TVA OSS : le guichet unique expliqué simplement

Guichet unique TVA OSS pour les ventes e-commerce dans l'Union européenne

La TVA OSS, ou guichet unique, est un dispositif européen qui permet à un e-commerçant de déclarer et payer, via un seul portail national, la TVA due sur ses ventes à des particuliers dans tous les pays de l’Union européenne. Concrètement, au lieu de s’immatriculer à la TVA dans chaque pays où il vend, le vendeur effectue une déclaration unique depuis son pays d’établissement, qui redistribue ensuite la TVA aux États concernés. C’est la réponse de l’UE à un casse-tête qui freinait l’expansion de milliers de boutiques.

Pour une marque française qui commence à vendre en Allemagne, en Belgique ou en Espagne, comprendre l’OSS n’est pas optionnel. C’est ce qui sépare une expansion en règle d’un risque de redressement. Cet article explique le mécanisme, le fameux seuil des 10 000 €, la façon de s’inscrire et de paramétrer sa boutique, et les erreurs qui coûtent cher. Précision utile d’emblée : les règles générales sont stables, mais chaque situation a ses particularités. Faites valider vos cas limites par un expert-comptable.

À retenir

  • L’OSS centralise la déclaration de TVA de vos ventes B2C dans toute l’UE en une seule déclaration.
  • Le seuil de déclenchement est fixé à 10 000 € de ventes à distance intracommunautaires par an.
  • En dessous du seuil, vous pouvez appliquer la TVA française. Au-delà, la TVA du pays de destination s’applique.
  • Trois régimes existent : OSS UE, OSS non-UE et IOSS (imports de 150 € maximum).
  • L’OSS concerne les ventes à des particuliers, pas les ventes B2B entre entreprises assujetties.

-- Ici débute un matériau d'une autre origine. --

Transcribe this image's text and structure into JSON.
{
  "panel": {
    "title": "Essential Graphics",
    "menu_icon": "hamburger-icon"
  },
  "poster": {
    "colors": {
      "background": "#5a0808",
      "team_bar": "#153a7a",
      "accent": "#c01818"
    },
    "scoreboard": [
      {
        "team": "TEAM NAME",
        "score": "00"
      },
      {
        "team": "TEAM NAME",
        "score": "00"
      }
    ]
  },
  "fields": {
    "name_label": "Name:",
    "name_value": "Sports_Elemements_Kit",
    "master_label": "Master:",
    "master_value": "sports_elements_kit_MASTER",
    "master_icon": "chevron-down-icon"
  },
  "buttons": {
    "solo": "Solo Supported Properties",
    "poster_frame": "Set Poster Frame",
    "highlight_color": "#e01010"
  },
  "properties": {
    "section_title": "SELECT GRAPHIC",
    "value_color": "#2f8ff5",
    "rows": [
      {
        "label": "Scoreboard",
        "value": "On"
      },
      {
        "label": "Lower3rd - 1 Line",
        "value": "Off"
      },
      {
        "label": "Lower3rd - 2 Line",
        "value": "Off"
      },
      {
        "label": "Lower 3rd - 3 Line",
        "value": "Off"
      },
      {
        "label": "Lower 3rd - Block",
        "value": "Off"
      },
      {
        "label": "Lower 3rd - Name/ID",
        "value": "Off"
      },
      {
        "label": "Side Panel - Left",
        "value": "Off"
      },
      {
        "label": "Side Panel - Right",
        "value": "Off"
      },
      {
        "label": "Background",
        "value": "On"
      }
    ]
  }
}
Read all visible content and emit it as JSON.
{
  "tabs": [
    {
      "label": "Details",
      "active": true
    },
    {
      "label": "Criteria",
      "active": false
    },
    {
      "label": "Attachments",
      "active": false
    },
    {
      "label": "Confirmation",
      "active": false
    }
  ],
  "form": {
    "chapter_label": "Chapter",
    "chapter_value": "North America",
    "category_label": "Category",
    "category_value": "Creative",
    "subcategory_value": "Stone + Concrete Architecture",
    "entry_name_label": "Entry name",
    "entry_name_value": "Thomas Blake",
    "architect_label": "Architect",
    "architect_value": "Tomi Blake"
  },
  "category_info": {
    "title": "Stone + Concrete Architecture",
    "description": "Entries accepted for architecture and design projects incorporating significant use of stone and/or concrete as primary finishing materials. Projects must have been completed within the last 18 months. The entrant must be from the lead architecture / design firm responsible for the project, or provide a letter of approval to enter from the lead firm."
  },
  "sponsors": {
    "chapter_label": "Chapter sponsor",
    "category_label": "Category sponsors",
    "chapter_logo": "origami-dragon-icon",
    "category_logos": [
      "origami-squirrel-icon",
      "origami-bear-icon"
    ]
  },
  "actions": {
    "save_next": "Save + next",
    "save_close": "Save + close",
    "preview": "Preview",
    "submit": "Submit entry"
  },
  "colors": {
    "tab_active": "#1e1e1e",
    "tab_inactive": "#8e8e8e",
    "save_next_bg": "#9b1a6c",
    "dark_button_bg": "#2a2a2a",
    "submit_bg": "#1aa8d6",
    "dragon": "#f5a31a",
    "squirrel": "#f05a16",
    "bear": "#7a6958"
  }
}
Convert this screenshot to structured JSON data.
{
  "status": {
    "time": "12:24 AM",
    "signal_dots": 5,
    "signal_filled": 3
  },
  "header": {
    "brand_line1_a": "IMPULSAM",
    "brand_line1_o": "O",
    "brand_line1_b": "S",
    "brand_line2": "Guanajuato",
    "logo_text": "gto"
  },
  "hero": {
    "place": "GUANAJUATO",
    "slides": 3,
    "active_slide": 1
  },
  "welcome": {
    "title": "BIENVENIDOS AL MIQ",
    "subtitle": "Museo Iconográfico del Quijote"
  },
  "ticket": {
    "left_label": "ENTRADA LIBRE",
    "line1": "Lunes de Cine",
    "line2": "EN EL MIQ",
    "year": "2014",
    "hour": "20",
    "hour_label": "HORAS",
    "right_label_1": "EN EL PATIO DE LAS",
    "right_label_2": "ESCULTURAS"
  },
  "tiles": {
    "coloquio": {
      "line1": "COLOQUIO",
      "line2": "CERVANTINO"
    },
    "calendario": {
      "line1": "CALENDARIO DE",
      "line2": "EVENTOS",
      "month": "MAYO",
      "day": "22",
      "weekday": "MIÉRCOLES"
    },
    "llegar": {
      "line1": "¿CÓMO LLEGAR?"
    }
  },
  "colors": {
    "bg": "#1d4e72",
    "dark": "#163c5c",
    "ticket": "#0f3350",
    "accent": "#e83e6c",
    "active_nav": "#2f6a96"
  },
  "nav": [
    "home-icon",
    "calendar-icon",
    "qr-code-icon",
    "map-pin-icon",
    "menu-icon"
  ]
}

Le problème que résout le guichet unique

Avant la réforme, chaque pays de l’UE avait son propre seuil de vente à distance. Une fois ce seuil dépassé dans un pays, le vendeur devait s’y immatriculer à la TVA, déposer des déclarations locales, souvent dans la langue du pays, et suivre des échéances différentes partout. Multiplié par cinq ou dix marchés, ça devenait ingérable pour une PME.

L’OSS remplace cette complexité par un principe unique. Vous collectez la TVA au taux du pays de votre client, puis vous déclarez le tout en une fois depuis la France. L’administration française redistribue ensuite les montants aux autres États. Une inscription, une déclaration, un paiement. C’est un vrai levier pour vendre sereinement à l’international, et une brique centrale de toute expansion e-commerce dans l’UE.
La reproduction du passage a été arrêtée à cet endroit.